I apologize for the lack of Widower Wednesday columns the last couple of weeks. Between family, work, and personal issues there hasn’t been any time for writing. And, yes, that includes the widower dating guide I’ve been working on. Thankfully, everything that’s holding me back should be off my plate after a brief trip to Colorado this weekend and these columns will resume and the book will get finished.
Even though I haven’t been writing columns the last couple weeks, I’m still finding a few moments here and there to respond to emails from GOWs, WOWs, and widowers. One of the things I’ve noticed is that after something bad happens in life, it’s often difficult for them to see how many blessings they still have. Whether it be the death of a loved one, job loss, bankruptcy, or some other disaster it’s easy to think about what we no longer have instead of what we are still blessed with.
For example, when I was laid off from a job several years ago, I think I spent several weeks crazy with worry about how I was going to provide for my family and whether or not I could find one that was as good as the one I had. It took some time to realize that though finding job was going to take some effort, thanks years of smart budgeting by Marathon Girl we were on fairly good financial footing and there wasn’t a need to panic. I just had to put my head down and get to work finding another one. (I ended up with several job offers about a month later.)

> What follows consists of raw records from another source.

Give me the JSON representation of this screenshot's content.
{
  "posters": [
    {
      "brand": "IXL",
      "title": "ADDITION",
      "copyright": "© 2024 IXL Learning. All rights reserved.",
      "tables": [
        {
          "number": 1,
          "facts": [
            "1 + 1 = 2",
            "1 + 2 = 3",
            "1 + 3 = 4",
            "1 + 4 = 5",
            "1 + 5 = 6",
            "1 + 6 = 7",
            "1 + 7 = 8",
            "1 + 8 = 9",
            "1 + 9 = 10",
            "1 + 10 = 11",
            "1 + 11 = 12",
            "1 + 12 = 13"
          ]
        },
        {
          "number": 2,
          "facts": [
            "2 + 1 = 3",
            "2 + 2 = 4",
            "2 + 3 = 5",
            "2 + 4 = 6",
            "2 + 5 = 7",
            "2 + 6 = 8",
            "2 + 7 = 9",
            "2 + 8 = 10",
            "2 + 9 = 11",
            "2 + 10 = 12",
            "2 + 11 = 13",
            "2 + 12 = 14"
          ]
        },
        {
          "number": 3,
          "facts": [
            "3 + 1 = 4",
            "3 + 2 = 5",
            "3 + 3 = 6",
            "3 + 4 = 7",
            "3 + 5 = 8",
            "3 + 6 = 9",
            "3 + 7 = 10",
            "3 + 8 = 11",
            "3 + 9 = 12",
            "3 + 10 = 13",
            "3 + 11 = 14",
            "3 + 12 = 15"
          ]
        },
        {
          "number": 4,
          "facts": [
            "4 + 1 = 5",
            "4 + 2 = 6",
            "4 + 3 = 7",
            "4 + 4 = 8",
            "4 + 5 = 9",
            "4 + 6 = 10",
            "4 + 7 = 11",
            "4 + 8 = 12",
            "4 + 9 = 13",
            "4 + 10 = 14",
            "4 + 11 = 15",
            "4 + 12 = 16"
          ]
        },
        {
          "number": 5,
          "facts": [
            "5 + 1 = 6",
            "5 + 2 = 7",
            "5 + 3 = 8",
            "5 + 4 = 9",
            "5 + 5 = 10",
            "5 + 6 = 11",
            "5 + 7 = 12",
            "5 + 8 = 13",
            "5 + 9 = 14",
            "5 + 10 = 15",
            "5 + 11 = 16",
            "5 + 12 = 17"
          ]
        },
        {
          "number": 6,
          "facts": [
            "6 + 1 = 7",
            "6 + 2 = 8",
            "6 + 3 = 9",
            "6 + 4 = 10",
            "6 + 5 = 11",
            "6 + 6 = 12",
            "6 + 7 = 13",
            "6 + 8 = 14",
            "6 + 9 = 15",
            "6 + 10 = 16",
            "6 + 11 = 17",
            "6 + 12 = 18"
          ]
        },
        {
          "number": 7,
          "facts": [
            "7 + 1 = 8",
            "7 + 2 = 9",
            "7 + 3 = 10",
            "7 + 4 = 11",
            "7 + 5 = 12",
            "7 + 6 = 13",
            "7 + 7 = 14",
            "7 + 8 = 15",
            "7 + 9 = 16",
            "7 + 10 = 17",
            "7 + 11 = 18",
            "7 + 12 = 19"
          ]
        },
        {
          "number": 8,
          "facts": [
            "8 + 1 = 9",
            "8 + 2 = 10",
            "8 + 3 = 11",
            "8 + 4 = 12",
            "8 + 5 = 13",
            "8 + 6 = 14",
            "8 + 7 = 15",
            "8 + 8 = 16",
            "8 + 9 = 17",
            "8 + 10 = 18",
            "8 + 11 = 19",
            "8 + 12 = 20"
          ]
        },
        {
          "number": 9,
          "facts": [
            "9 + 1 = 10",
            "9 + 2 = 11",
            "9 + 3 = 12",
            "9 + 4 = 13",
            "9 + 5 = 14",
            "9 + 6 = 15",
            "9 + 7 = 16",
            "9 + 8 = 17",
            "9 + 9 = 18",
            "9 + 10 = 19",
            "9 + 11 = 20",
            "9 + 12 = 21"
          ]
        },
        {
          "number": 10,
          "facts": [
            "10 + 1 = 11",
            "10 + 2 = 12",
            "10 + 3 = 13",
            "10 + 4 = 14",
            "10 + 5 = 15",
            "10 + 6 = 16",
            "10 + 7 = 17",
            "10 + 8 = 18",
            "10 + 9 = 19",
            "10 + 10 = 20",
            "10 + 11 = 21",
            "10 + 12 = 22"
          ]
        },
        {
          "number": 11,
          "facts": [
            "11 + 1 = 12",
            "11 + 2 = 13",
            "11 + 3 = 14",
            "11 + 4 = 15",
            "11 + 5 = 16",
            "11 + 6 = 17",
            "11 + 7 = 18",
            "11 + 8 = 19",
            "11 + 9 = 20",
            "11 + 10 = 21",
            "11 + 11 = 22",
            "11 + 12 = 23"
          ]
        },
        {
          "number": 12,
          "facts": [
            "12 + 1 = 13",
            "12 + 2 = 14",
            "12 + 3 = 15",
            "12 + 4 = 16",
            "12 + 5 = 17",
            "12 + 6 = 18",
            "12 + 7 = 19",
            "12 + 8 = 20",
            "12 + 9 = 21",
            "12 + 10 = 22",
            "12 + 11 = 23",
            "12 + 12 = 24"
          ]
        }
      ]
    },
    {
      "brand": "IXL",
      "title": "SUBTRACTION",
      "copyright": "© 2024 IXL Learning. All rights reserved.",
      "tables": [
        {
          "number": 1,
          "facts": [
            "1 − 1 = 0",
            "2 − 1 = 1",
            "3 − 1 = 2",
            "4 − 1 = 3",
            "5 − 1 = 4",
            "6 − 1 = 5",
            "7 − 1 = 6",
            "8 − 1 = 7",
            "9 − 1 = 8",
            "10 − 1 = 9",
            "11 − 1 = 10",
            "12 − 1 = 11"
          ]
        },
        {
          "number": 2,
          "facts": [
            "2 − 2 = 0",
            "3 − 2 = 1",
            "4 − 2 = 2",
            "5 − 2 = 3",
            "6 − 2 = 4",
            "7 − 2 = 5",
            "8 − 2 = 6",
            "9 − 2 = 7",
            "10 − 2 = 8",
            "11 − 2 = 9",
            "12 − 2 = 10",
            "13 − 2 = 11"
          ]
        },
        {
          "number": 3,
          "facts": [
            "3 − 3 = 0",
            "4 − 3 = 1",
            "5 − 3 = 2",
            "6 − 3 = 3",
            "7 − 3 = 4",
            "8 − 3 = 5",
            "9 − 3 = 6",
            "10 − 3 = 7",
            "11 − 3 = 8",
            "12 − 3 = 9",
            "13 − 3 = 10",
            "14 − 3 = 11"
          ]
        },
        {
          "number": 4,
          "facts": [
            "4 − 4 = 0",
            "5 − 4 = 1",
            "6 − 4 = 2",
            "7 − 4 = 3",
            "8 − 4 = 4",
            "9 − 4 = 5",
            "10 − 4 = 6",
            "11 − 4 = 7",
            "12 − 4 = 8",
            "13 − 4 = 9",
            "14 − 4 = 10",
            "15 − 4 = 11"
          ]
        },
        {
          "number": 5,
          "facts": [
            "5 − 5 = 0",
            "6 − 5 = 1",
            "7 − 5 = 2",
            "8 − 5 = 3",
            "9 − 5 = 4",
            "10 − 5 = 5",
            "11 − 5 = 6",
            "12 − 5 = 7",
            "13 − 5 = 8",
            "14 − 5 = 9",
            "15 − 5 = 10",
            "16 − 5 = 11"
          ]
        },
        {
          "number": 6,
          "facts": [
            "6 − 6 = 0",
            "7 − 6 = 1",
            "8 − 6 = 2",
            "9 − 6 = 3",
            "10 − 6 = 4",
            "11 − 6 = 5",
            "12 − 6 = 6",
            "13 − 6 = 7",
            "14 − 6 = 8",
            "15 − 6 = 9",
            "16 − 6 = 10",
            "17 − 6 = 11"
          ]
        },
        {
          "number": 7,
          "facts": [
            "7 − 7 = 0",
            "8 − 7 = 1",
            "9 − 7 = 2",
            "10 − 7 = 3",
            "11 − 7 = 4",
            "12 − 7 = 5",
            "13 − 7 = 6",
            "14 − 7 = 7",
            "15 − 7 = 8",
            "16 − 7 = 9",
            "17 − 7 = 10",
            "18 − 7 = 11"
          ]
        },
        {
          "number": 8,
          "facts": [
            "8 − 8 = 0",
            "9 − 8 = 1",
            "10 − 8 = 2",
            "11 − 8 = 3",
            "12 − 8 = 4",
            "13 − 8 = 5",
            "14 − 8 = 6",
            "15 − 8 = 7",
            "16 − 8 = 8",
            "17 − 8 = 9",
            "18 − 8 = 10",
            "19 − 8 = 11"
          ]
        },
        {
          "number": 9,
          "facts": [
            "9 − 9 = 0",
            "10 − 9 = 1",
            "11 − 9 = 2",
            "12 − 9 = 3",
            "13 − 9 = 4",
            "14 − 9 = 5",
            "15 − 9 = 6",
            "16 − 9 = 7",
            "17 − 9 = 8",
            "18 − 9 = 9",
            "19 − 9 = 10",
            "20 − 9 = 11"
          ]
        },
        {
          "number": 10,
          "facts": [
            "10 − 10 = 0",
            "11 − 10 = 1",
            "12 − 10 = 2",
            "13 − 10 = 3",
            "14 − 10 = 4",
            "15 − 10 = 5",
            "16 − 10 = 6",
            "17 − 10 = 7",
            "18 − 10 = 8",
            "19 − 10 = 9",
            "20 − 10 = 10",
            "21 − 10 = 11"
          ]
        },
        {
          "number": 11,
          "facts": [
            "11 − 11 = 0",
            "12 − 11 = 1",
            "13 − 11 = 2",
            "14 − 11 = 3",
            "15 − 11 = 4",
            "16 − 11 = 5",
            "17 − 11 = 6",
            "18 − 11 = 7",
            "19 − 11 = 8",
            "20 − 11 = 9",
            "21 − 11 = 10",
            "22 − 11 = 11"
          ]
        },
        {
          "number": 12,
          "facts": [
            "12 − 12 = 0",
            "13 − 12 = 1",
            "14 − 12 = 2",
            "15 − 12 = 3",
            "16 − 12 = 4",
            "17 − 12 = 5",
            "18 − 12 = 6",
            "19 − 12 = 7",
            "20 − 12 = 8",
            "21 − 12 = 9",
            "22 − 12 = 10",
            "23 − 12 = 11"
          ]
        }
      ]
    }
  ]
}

When I lost my wife and daughter, the holiday season was just ramping up. I remember walking around a mall during the busy shopping season and seeing how happy everyone looked. More than anything I wanted to be as happy as they seemed but didn’t think it would ever happen. Then one day I overheard a co-worker at work talking to someone about the divorce he was going through. The whole process was bankrupting him and it was looking like despite his best efforts, he was only going to see his four children every other weekend. His story made me realize that I wasn’t the only one with problems. Other people had their own challenges they were dealing with. As I took the hour-long drive home that afternoon, I started counting all the things I was grateful for and the blessings that I did have. It made a big difference in my day-to-day attitude.
So if you’re struggling with the loss of a loved one or a recent relationship that ended, take a moment and think about your blessings and all that you’re grateful for. Be grateful for life and the experiences it affords us. Give thanks for friends and family who are there to buoy us up when time are difficult. Be happy for jobs (even if they suck), hobbies, good health, good books, and good food. Take comfort in all the little things in life that we often overlook as we go about our busy lives. There are many small things that can make us smile and forget about our problems for a minute or two—if we let them.
Storms and hard times always pass. Even if everything we love and worked hard to build is destroyed, we have a chance to rebuild our lives and start anew. And with our knowledge and experiences, we can build something stronger and better than we had before.